The goal of this Australian-based digital media artist, who has attracted much international recognition, acclamation, and respect in her filmic and still photography pursuits, “is to represent graffiti as a powerful art form and the artists behind it who want to use their voices ... Art is therapy, language and universal, which should be accessible to all ... [and that the] cultural significance of graffiti is just as relevant as the process of fine arts, being an integral part of mapping cultural identities from all walks of life.” But these artists are not behaving badly, but articulating their voice and the voices of others unseen; their work is a collective manifesto of shared hope – a light in a world previously in shadow. Photos of the built urban environment are interspersed amongst the multitude of graffiti images – the capturing of architectural forms and planes and their contrasts of mass, void, shadow, and light are important to Alligiannis as these are the canvases being transformed and ideas articulated.5 Graffiti offers a play in visual delight in an environment where joy had been long abandoned.

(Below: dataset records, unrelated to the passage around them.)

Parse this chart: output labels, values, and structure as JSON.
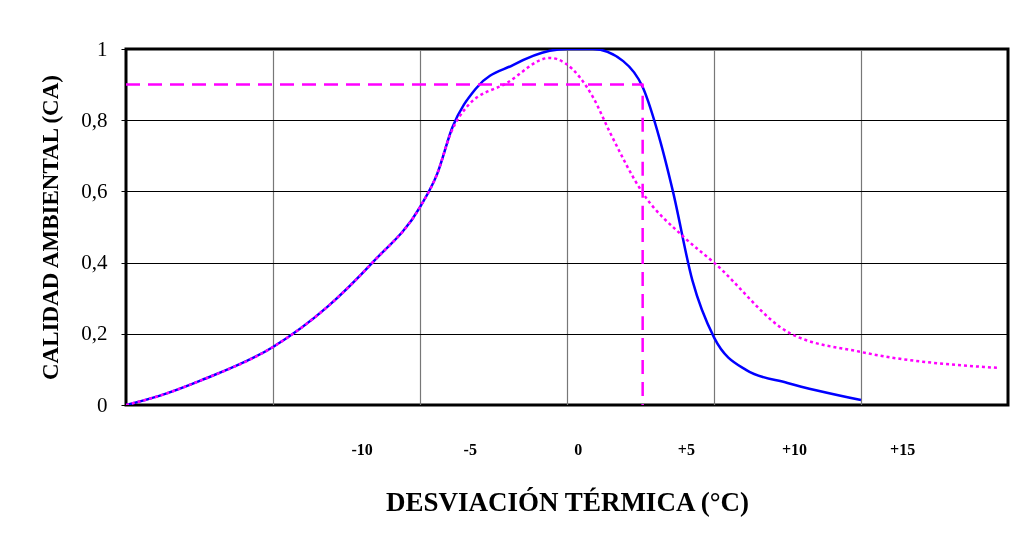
{
  "chart_data": {
    "type": "line",
    "xlabel": "DESVIACIÓN TÉRMICA (°C)",
    "ylabel": "CALIDAD AMBIENTAL (CA)",
    "xlim": [
      -20.9,
      19.9
    ],
    "ylim": [
      0,
      1
    ],
    "xticks": [
      {
        "value": -14.1,
        "label": null
      },
      -10,
      {
        "value": -7.3,
        "label": null
      },
      -5,
      {
        "value": -0.5,
        "label": null
      },
      0,
      {
        "value": 5,
        "label": "+5"
      },
      {
        "value": 6.3,
        "label": null
      },
      {
        "value": 10,
        "label": "+10"
      },
      {
        "value": 13.1,
        "label": null
      },
      {
        "value": 15,
        "label": "+15"
      }
    ],
    "yticks": [
      0,
      {
        "value": 0.2,
        "label": "0,2"
      },
      {
        "value": 0.4,
        "label": "0,4"
      },
      {
        "value": 0.6,
        "label": "0,6"
      },
      {
        "value": 0.8,
        "label": "0,8"
      },
      1
    ],
    "grid": true,
    "series": [
      {
        "color": "#0000ff",
        "line_style": "solid",
        "x": [
          -20.9,
          -19.4,
          -17.4,
          -14.1,
          -11.6,
          -9.5,
          -7.3,
          -6.5,
          -5.8,
          -4.7,
          -3.0,
          -1.3,
          -0.5,
          0.7,
          2.1,
          3.0,
          3.8,
          4.4,
          5.3,
          6.3,
          7.8,
          9.7,
          13.1
        ],
        "values": [
          0,
          0.025,
          0.07,
          0.163,
          0.275,
          0.4,
          0.556,
          0.65,
          0.78,
          0.89,
          0.955,
          0.995,
          1,
          1,
          0.966,
          0.893,
          0.744,
          0.6,
          0.35,
          0.19,
          0.098,
          0.062,
          0.014
        ]
      },
      {
        "color": "#ff00ff",
        "line_style": "dotted",
        "x": [
          -20.9,
          -19.4,
          -17.4,
          -14.1,
          -11.6,
          -9.5,
          -7.3,
          -6.5,
          -5.9,
          -5.1,
          -3.3,
          -1.3,
          0.1,
          0.7,
          1.5,
          3.0,
          4.9,
          6.3,
          9.8,
          13.1,
          19.5
        ],
        "values": [
          0,
          0.025,
          0.07,
          0.163,
          0.275,
          0.4,
          0.556,
          0.65,
          0.76,
          0.84,
          0.904,
          0.975,
          0.92,
          0.865,
          0.764,
          0.596,
          0.472,
          0.4,
          0.202,
          0.149,
          0.104
        ]
      },
      {
        "color": "#ff00ff",
        "line_style": "dashed",
        "x": [
          -20.9,
          3.0,
          3.0
        ],
        "values": [
          0.9,
          0.9,
          0
        ]
      }
    ]
  }
}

Of course, built urban environments are human creations, and Alligiannis has not forgotten the physical human element in her pageantry of images, nor the association of related sound. Much of the graffiti depicted dramatically thrusts, sweeps, dives, pirouettes, tumble turns, beats, thumps, swivels, and speedily slides across walls with unbridled intensity. Ze Motion, an impassioned contemporary dancer of pulsating hip hop, breaking, popping, and freestyle amongst other techniques and styles, is brilliantly composed within the designs. Photographed at 5Pointz (2013) and Bushwick (2019), his movement and clothing do not simply mimic graffiti’s forms and angles, but accentuate its explosive vibrations. Ze Motion’s dance energy generates within the viewer – by implication – the beating musical background of his moves. Contemporary graffiti is not simply constrained to a visual message, but operates within an interconnected cultural milieu, inclusive of music and dance. This is street art as theatrical experience.
Who we are is an evolving concept. We are all things when we dream, but through memory and storytelling, we narrate our sense of being human, and the story of 5Pointz and the Bushwick Collective is certainly a story worth the telling. In her creative photographic documenting of 5Pointz (demolished in 2014) and the Bushwick Collective, Alligiannis is stepping onto the path previously set by celebrated New York–based street life and graffiti photographer of the 1970s and 1980s, Martha Cooper. Cooper’s photographic work ensured that time and place, particular to her and those involved with the development of street art and culture, would not “go gentle into that good night”;6 akin to graffiti that has survived across the time depth of humankind. Through her images, particularly in publications, that place and time will “rage, rage against the dying of the light.”So too, will Alligiannis.